Quel giovane – nessun capello fuori posto, pantaloni con la piega, camicia stirata – si lamenta. Non è soddisfatto, vuole essere rimborsato: “A cosa è valsa tutta la mia osservanza? Avevate detto che bastava osservare i comandamenti per essere felici. Bugiardi! Sento un vuoto dentro: adesso chi me lo colma?”. La diagnosi è da batticuore. Gli vale la più alta quotazione di credito, lo sguardo del Maestro: “Gesù fissò lo sguardo su di lui, lo amò“.

Dio gioca d’anticipo: decide d’amarlo ancor prima di sapere se lui Gli andrà dietro o s’allontanerà. Nel cuore di quel giovane splende un vuoto, una mancanza. Cristo, a quella mancanza, gli insegna a dare un nome: “Di che è mancanza questa mancanza, cuore, che a un tratto ne sei pieno?” s’interroga il poeta Mario Luzi. “Vuoto a rendere” leggo scritto in certi contenitori di bottiglie di vetro. È Vangelo: “Portatemi i vostri vuoti e v’insegnerò a darci un nome” dice Cristo. Non dice “li riempirò”: i vuoti fanno spavento solo a chi li vuol riempire a tutti i costi.

All’inizio il vuoto sembra essere una maledizione, ma è una benedizione: è il trono nel quale potrebbe andarsi a sedere il Dio che, a tentoni, abbiamo cercato tra mille pieni. La felicità che ci ha stregati, anche stremati, con la sua perpetua mancanza. “Va’, vendi quello che hai e dallo ai poveri, e avrai un tesoro in cielo; e vieni! Seguimi!“. La diagnosi di Cristo è infallibile, ha mira di cecchino: “I compiti a casa sono ottimi, ragazzo. Il fatto-serio è chiedersi per chi hai fatto tutto quello che hai fatto”.

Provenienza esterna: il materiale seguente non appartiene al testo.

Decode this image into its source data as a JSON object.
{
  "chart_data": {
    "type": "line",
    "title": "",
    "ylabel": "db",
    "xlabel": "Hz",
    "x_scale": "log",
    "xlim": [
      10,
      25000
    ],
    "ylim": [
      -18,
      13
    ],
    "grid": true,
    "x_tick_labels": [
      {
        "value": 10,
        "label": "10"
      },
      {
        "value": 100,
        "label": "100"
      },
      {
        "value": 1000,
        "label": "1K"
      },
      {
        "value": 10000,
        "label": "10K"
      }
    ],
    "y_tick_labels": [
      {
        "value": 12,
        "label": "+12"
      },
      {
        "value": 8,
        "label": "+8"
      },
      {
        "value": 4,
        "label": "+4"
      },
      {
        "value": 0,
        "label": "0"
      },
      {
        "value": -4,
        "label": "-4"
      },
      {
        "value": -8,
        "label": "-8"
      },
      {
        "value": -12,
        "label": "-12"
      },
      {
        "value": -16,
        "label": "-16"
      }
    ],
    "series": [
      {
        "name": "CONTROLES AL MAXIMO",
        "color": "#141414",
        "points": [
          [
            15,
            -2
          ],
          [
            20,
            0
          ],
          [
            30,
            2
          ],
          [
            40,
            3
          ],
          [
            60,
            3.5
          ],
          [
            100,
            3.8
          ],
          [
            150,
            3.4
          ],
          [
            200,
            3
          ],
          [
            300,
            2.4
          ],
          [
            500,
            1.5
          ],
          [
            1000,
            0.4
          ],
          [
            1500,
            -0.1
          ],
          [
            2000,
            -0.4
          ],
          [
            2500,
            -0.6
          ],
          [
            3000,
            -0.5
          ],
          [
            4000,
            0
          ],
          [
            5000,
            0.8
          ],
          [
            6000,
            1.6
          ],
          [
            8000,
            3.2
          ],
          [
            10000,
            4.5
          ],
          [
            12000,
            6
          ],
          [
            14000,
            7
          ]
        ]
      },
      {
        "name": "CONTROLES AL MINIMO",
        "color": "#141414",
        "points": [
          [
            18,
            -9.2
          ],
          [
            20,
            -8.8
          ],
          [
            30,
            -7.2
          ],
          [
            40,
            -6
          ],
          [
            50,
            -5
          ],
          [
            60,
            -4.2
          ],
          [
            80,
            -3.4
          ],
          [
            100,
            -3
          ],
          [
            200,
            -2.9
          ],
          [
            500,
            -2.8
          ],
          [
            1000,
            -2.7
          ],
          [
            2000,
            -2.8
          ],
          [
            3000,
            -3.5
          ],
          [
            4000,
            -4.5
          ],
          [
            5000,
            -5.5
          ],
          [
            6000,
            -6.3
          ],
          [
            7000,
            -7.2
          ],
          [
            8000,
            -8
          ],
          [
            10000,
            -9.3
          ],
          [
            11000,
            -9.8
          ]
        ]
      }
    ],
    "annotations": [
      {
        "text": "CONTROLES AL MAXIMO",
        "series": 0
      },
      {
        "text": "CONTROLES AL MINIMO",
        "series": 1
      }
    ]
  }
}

Eccolo Cristo: per chi ha mira, basta un colpo solo e si va a bersaglio. Quel vuoto non si sazia con nessun alimento, si può solo soffocare con falsi-d’autore. Il nome di quella mancanza è l’Uomo che Gli sta dinanzi: “C’è un vuoto a forma di Dio nel cuore di ogni persona — scrive commosso il genio di Blaise Pascal — e non può mai essere riempito da nessuna cosa”. Vivere è avvertire questo vuoto, fare in modo che rimanga tale, accettare che Dio se ne serva per insegnarci come si chiama quella mancanza che, tormentandoci, ci rende vivi. Rende possibile l’urto di Dio.

Chiese, ottenne risposta, rifiutò l’offerta. Sgattaiolò “rattristato. Possedeva infatti molte ricchezze” (cfr. Mc 10,17-30). Il miracolo, stavolta, non avvenne: la sequela rimarrà il miracolo più ardito da lasciare che accada. Esiste una cosa ben più triste di non aver avuto un’occasione: averla avuta, non averla afferrata. Non c’indurre nella tentazione: di riempire il vuoto senza saper prima qual è il suo vero nome.